硬件烧写后,就已经能看到 UART_TX 对应的指示灯在闪烁,每闪烁一下其实是在通过UART发送一个"Hello",这说明CPU在运行指令ROM里默认的程序。下面我们来查看这个 Hello。

首先我们需要一款**串口终端软件**,例如:
* minicom
* 串口助手
* 超级终端(HyperTerminal)
* Putty

这些工具用起来都不够爽快,因此这里使用该仓库中自带的小工具 **UartSession** 做示范。它的路径是 **./UartSession/UartSession.exe **,直接双击打开。

首先,我们双击运行 **UartSession.exe**,可以看到该软件将电脑的所有可用端口都列了出来,并给出了几个选项:

- **打开端口**:输入数字,按回车可以打开数字对应的端口。

- **修改波特率**:输入"baud [数字]",再按回车可以修改波特率。例如输入baud 9600可以修改波特率为9600。
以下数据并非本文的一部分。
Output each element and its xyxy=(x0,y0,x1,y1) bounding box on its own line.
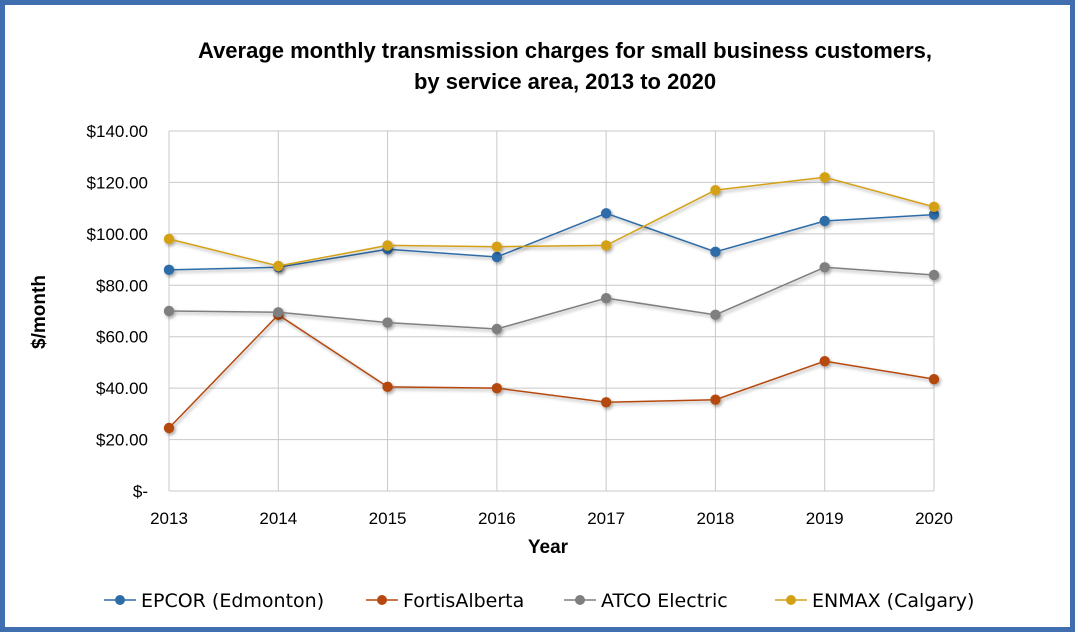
data-point xyxy=(928,373,940,385)
series-line xyxy=(168,212,935,271)
x-tick-label: 2019 xyxy=(806,509,844,528)
data-point xyxy=(163,233,175,245)
data-point xyxy=(600,240,612,251)
y-tick-label: $20.00 xyxy=(96,431,148,450)
data-point xyxy=(710,309,721,321)
series-group xyxy=(163,172,940,434)
y-tick-label: $120.00 xyxy=(87,173,148,192)
legend-item: FortisAlberta xyxy=(366,590,524,612)
x-tick-label: 2016 xyxy=(478,509,516,528)
legend-marker xyxy=(575,595,585,605)
data-point xyxy=(819,215,830,227)
data-point xyxy=(710,246,721,258)
data-point xyxy=(600,397,612,408)
series-line xyxy=(168,313,935,429)
data-point xyxy=(491,382,503,394)
gridlines xyxy=(168,130,935,492)
y-axis-ticks: $- $20.00 $40.00 $60.00 $80.00 $100.00 $120.00… xyxy=(87,122,148,501)
x-axis-ticks: 2013 2014 2015 2016 2017 2018 2019 2020 xyxy=(150,509,953,528)
x-tick-label: 2017 xyxy=(587,509,625,528)
data-point xyxy=(710,394,721,405)
data-point xyxy=(600,208,612,219)
data-point xyxy=(819,172,830,183)
legend-label: ATCO Electric xyxy=(601,590,728,612)
data-point xyxy=(382,240,393,251)
data-point xyxy=(273,307,284,318)
x-tick-label: 2013 xyxy=(150,509,188,528)
legend-marker xyxy=(377,595,387,605)
y-tick-label: $100.00 xyxy=(87,225,148,244)
chart-title: Average monthly transmission charges for… xyxy=(65,35,1065,97)
data-point xyxy=(491,251,503,263)
series-3 xyxy=(163,172,940,272)
legend: EPCOR (Edmonton) FortisAlberta ATCO Electr… xyxy=(104,590,974,612)
legend-item: ATCO Electric xyxy=(564,590,728,612)
y-tick-label: $60.00 xyxy=(96,328,148,347)
chart-title-line-1: Average monthly transmission charges for… xyxy=(198,38,932,63)
data-point xyxy=(819,262,830,273)
data-point xyxy=(163,422,175,434)
chart-title-line-2: by service area, 2013 to 2020 xyxy=(413,69,717,94)
x-axis-title: Year xyxy=(528,537,569,558)
data-point xyxy=(928,209,940,220)
series-line xyxy=(168,176,935,267)
x-tick-label: 2018 xyxy=(697,509,735,528)
series-2 xyxy=(163,262,940,335)
data-point xyxy=(163,264,175,276)
y-tick-label: $140.00 xyxy=(87,122,148,141)
series-1 xyxy=(163,309,940,434)
series-line xyxy=(168,266,935,330)
y-axis-title: $/month xyxy=(29,275,50,349)
data-point xyxy=(273,260,284,272)
data-point xyxy=(710,184,721,196)
x-tick-label: 2014 xyxy=(259,509,297,528)
legend-item: EPCOR (Edmonton) xyxy=(104,590,324,612)
y-tick-label: $- xyxy=(133,482,148,501)
data-point xyxy=(491,241,503,252)
data-point xyxy=(382,381,393,393)
x-tick-label: 2020 xyxy=(915,509,953,528)
data-point xyxy=(928,201,940,213)
data-point xyxy=(491,323,503,335)
x-tick-label: 2015 xyxy=(369,509,407,528)
data-point xyxy=(163,305,175,317)
legend-marker xyxy=(786,595,796,605)
y-tick-label: $80.00 xyxy=(96,276,148,295)
legend-label: FortisAlberta xyxy=(403,590,524,612)
data-point xyxy=(600,292,612,304)
legend-marker xyxy=(115,595,125,605)
y-tick-label: $40.00 xyxy=(96,379,148,398)
data-point xyxy=(382,317,393,328)
data-point xyxy=(819,355,830,367)
legend-item: ENMAX (Calgary) xyxy=(775,590,974,612)
legend-label: EPCOR (Edmonton) xyxy=(141,590,324,612)
data-point xyxy=(928,269,940,281)
legend-label: ENMAX (Calgary) xyxy=(812,590,974,612)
- **刷新端口列表**:输入"refresh",再按回车可以刷新端口列表。

- **退出**:输入"exit"可以退出

波特率默认是115200,与我们的 SoC 一致,不需要修改。我们直接从端口列表里找到 FPGA 开发板所对应的COM端口,打开它。我们就可以看到窗口中不断显示"hello",根本停不下来,如**图6**,这说明CPU在正常运行程序。

| ![UartSession2](./figures/UartSession2.png) |
| :------------------------------------------------: |
| **图6**:打开COM端口后,可以看到不断地打印出 hello |

> 提示:如果不知道端口列表中哪个端口对应 FPGA 开发板,可以拔下开发板的 USB,刷新一次端口列表,则消失的端口就是开发板对应的端口。然后再插上USB(如果FPGA内的电路丢失则需要重新烧录FPGA)

### 使用 UART 调试总线

现在界面中不断地打印出"hello",我们打一个回车,可以看到它不再打出"hello",并出现了一个"debug",这样就成功进入了 **DEBUG模式**,如**图7**。
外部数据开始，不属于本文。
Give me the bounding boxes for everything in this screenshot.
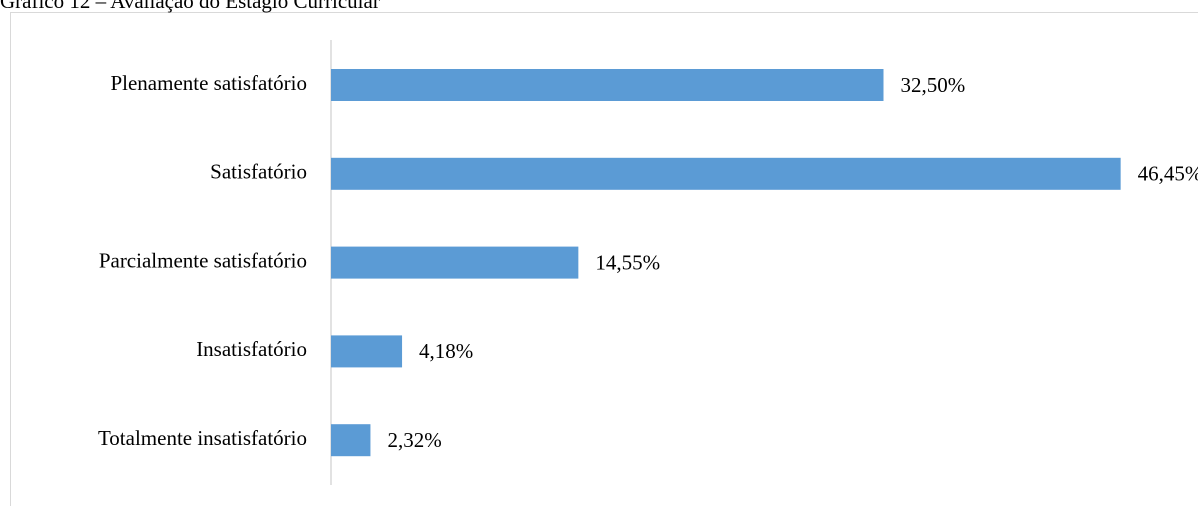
category-label: Parcialmente satisfatório bbox=[99, 248, 307, 272]
data-label: 4,18% bbox=[419, 339, 473, 363]
category-label: Totalmente insatisfatório bbox=[98, 426, 307, 450]
chart-title: Gráfico 12 – Avaliação do Estágio Curric… bbox=[0, 0, 380, 13]
category-label: Plenamente satisfatório bbox=[110, 71, 307, 95]
category-label: Insatisfatório bbox=[196, 337, 307, 361]
bar bbox=[331, 69, 884, 101]
category-label: Satisfatório bbox=[210, 160, 307, 184]
chart-frame bbox=[10, 12, 1198, 506]
bar bbox=[331, 424, 371, 457]
data-label: 46,45% bbox=[1138, 162, 1198, 186]
bar bbox=[331, 246, 579, 279]
bar bbox=[331, 335, 403, 368]
data-label: 14,55% bbox=[595, 250, 660, 274]
data-label: 2,32% bbox=[387, 428, 441, 452]
bar bbox=[331, 157, 1121, 190]
data-label: 32,50% bbox=[901, 73, 966, 97]
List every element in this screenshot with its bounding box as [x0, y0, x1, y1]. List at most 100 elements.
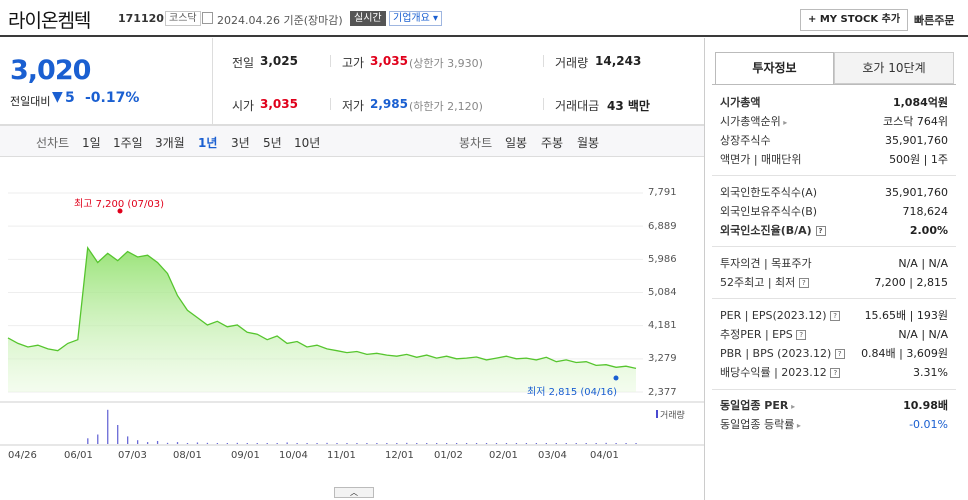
- industry-per-row[interactable]: 동일업종 PER ▸ 10.98배: [720, 399, 948, 412]
- stock-code: 171120: [118, 12, 164, 25]
- x-tick: 04/26: [8, 450, 37, 461]
- amount-value: 43 백만: [607, 99, 650, 113]
- volume-bar: [176, 442, 179, 444]
- tab-1y[interactable]: 1년: [198, 136, 218, 150]
- volume-bar: [436, 443, 438, 444]
- tab-5y[interactable]: 5년: [263, 136, 282, 150]
- divider: [330, 55, 331, 67]
- divider: [712, 389, 956, 390]
- volume-bar: [386, 443, 388, 444]
- volume-bar: [515, 443, 518, 444]
- volume-bar: [555, 443, 557, 444]
- high-marker: [117, 208, 123, 214]
- volume-bar: [505, 443, 508, 444]
- volume-bar: [545, 443, 547, 444]
- realtime-badge[interactable]: 실시간: [350, 11, 386, 26]
- tab-invest-info[interactable]: 투자정보: [715, 52, 834, 84]
- volume-bar: [426, 443, 428, 444]
- tab-1d[interactable]: 1일: [82, 136, 101, 150]
- foreign-rate-row: 외국인소진율(B/A) ? 2.00%: [720, 224, 948, 237]
- volume-bar: [306, 443, 308, 444]
- down-arrow-icon: ▼: [52, 89, 63, 105]
- divider: [543, 55, 544, 67]
- volume-bar: [236, 442, 238, 444]
- volume-bar: [276, 443, 278, 444]
- y-tick: 7,791: [648, 187, 677, 198]
- volume-bar: [485, 443, 488, 444]
- foreign-limit-row: 외국인한도주식수(A) 35,901,760: [720, 186, 948, 199]
- help-icon[interactable]: ?: [834, 349, 845, 359]
- invest-info-panel: [704, 38, 968, 500]
- market-cap-rank-row[interactable]: 시가총액순위 ▸ 코스닥 764위: [720, 115, 948, 128]
- price-line: [7, 245, 637, 370]
- price-chart: [0, 192, 705, 446]
- market-badge: 코스닥: [165, 11, 201, 26]
- volume-bar: [107, 409, 109, 444]
- x-tick: 06/01: [64, 450, 93, 461]
- industry-rate-row[interactable]: 동일업종 등락률 ▸ -0.01%: [720, 418, 948, 431]
- y-tick: 6,889: [648, 221, 677, 232]
- tab-3m[interactable]: 3개월: [155, 136, 185, 150]
- help-icon[interactable]: ?: [796, 330, 807, 340]
- my-stock-add-button[interactable]: + MY STOCK 추가: [800, 9, 909, 31]
- divider: [712, 84, 956, 85]
- volume-value: 14,243: [595, 54, 642, 68]
- tab-weekly[interactable]: 주봉: [541, 136, 564, 150]
- prev-close-label: 전일: [232, 56, 255, 70]
- tab-10y[interactable]: 10년: [294, 136, 321, 150]
- company-overview-button[interactable]: 기업개요 ▾: [389, 11, 443, 26]
- volume-bar: [206, 442, 209, 444]
- help-icon[interactable]: ?: [798, 278, 809, 288]
- x-tick: 03/04: [538, 450, 567, 461]
- volume-bar: [246, 443, 248, 444]
- calendar-icon: [202, 12, 213, 24]
- tab-monthly[interactable]: 월봉: [577, 136, 600, 150]
- tab-order-book[interactable]: 호가 10단계: [834, 52, 954, 84]
- help-icon[interactable]: ?: [830, 311, 841, 321]
- volume-bars: [87, 409, 637, 444]
- chevron-up-icon[interactable]: ︿: [334, 487, 374, 498]
- x-tick: 12/01: [385, 450, 414, 461]
- open-label: 시가: [232, 99, 255, 113]
- y-tick: 4,181: [648, 320, 677, 331]
- high-annotation: 최고 7,200 (07/03): [74, 199, 165, 210]
- divider: [712, 175, 956, 176]
- help-icon[interactable]: ?: [830, 368, 841, 378]
- y-tick: 2,377: [648, 387, 677, 398]
- volume-bar: [396, 443, 398, 444]
- quick-order-link[interactable]: 빠른주문: [914, 14, 955, 27]
- par-value-row: 액면가 | 매매단위 500원 | 1주: [720, 153, 948, 166]
- line-chart-label: 선차트: [36, 136, 70, 150]
- market-cap-row: 시가총액 1,084억원: [720, 96, 948, 109]
- tab-1w[interactable]: 1주일: [113, 136, 143, 150]
- price-area: [8, 247, 636, 392]
- volume-label: 거래량: [555, 56, 589, 70]
- help-icon[interactable]: ?: [815, 226, 826, 236]
- volume-bar: [615, 443, 617, 444]
- tab-3y[interactable]: 3년: [231, 136, 250, 150]
- foreign-hold-row: 외국인보유주식수(B) 718,624: [720, 205, 948, 218]
- volume-bar: [465, 443, 468, 444]
- y-tick: 5,084: [648, 287, 677, 298]
- change-percent: -0.17%: [85, 90, 140, 106]
- volume-bar: [336, 443, 338, 444]
- volume-bar: [296, 443, 298, 444]
- volume-legend: 거래량: [656, 408, 685, 421]
- volume-bar: [136, 440, 139, 444]
- volume-bar: [286, 442, 288, 444]
- volume-bar: [146, 442, 149, 444]
- volume-bar: [156, 440, 159, 444]
- per-row: PER | EPS(2023.12) ? 15.65배 | 193원: [720, 309, 948, 322]
- lower-limit: (하한가 2,120): [409, 100, 483, 113]
- tab-daily[interactable]: 일봉: [505, 136, 528, 150]
- open-value: 3,035: [260, 97, 298, 111]
- candle-chart-label: 봉차트: [459, 136, 493, 150]
- volume-bar: [87, 438, 89, 444]
- volume-bar: [97, 434, 99, 444]
- est-per-row: 추정PER | EPS ? N/A | N/A: [720, 328, 948, 341]
- low-marker: [613, 375, 619, 381]
- chart-period-tabs: 선차트 1일 1주일 3개월 1년 3년 5년 10년 봉차트 일봉 주봉 월봉: [0, 125, 705, 157]
- x-tick: 07/03: [118, 450, 147, 461]
- current-price: 3,020: [10, 55, 91, 86]
- volume-bar: [595, 443, 597, 444]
| ![UartSession1](./figures/UartSession1.png) |
| :-----------------------------------------: |
| **图7**:进入调试模式 |

SoC 内的 UART 调试器(isp_uart.sv)有两种模式:
* **USER 模式**:该模式下可以收到 CPU 通过 isp_uart 发送的用户打印数据。FPGA烧写后默认处于这个模式。hello只有在这个模式下才能被我们看到。通过向 uart **发送一个\n** 可以跳出 **USER模式**,进入DEBUG模式。
* **DEBUG 模式**:该模式下 CPU 打印的任何数据都会被抑制,UART 不再主动发送数据,变成了**一问一答**的形式,用户发送的调试命令和接收到的应答都**以\n结尾**,通过发送"o"可以回到 **USER模式**。
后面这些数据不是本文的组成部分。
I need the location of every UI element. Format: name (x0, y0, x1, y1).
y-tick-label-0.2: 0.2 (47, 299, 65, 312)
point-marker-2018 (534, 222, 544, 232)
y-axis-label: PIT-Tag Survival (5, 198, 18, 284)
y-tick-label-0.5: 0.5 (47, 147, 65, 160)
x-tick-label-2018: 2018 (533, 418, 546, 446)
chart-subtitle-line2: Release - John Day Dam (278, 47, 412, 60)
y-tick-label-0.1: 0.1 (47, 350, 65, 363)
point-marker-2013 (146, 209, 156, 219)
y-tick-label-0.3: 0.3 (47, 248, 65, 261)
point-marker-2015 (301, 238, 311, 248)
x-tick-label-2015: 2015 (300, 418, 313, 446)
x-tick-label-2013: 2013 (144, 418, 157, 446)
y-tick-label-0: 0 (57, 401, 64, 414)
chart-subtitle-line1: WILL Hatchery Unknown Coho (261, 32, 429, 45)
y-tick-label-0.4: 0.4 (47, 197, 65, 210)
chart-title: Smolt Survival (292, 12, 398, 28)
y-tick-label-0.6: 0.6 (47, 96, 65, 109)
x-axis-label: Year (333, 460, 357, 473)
下面让我们尝试在 **DEBUG 模式**下对总线进行读写。如**图8**,输入 **"0"** 并按回车,会看到对方发来一个8位16进制数。该数就是SoC总线的地址 0x00000000 处读取出的数据。从表1可以看出,它是**指令ROM**中的第一条指令。

| ![UartSession3](./figures/UartSession3.png) |
| :-----------------------------------------: |
| **图8**:在调试模式下进行总线读操作 |

除了读,我们也可以在总线上进行写操作。我们输入一条写命令 "10000 abcd1234" 并按回车,会看到对方发来 "wr done" ,意为写成功,该命令意为向地址 0x10000 中写入 0xabcd1234(从表1可以看出,0x10000是数据RAM的首地址)。

为了验证写成功,输入读命令 "10000" 并按回车,会看到对方发来 "abcd1234" 。

> 注:UART 调试器每次读写总线只能以**4字节对齐**的形式,并且一次必须读写4字节。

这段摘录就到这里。